Unfortunately, a description like that makes it sound pretentious, which Best Worst Movie is anything but. While there are some truly scary moments of self-delusion on display, they don't come from Michael Stephenson or the enthusiastic George Hardy. Troll 2 fans know Hardy as the blustering father who says "You don't piss on hospitality!", but many people will meet him for the first time in Movie as he happily navigates the phenomenon of his only acting attempts. He's wisely chosen by Stephenson as the documentary's star because there's not a trace of cynicism, bitterness, or discontent in this bubbly Alabama dentist. He is the sort of guy who might be your dentist for years before you found out he was in Troll 2.

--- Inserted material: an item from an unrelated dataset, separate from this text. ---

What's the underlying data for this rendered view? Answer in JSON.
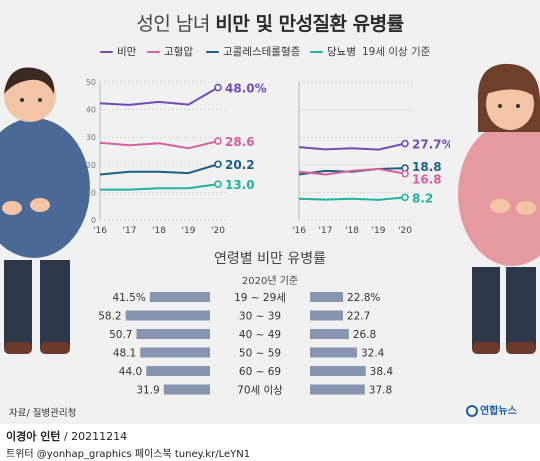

His zeal for the movie and its fan following is so infectious that it even spreads through his hometown, and retirees queue up for Troll 2 without any idea of what they're in for. Even if there are times when he doesn't entirely seem to understand the joke (and really, is there anyone who truly does?), he makes up for it with his kindness and charisma. Often, he's a cuddly buffer against some of the more unpleasant characters that are on display here, such as director Claudio Fragasso, who genuinely believes he made a really, really good film.

I hope Best Worst Movie gains wider distribution, because I believe that it's the kind of documentary that can appeal to anyone. It's an underdog story, and is accordingly funny, warm, engaging, and sad. It'll resonate with your fandom (no matter where your obsessive proclivities lie), and speaks to that part of you that always wanted to be a star, that part of you that still wonders "What if?" as you settled for a career in law, medicine, or technology. It's amazing what one really, really bad movie manages to say -- and all without a single troll.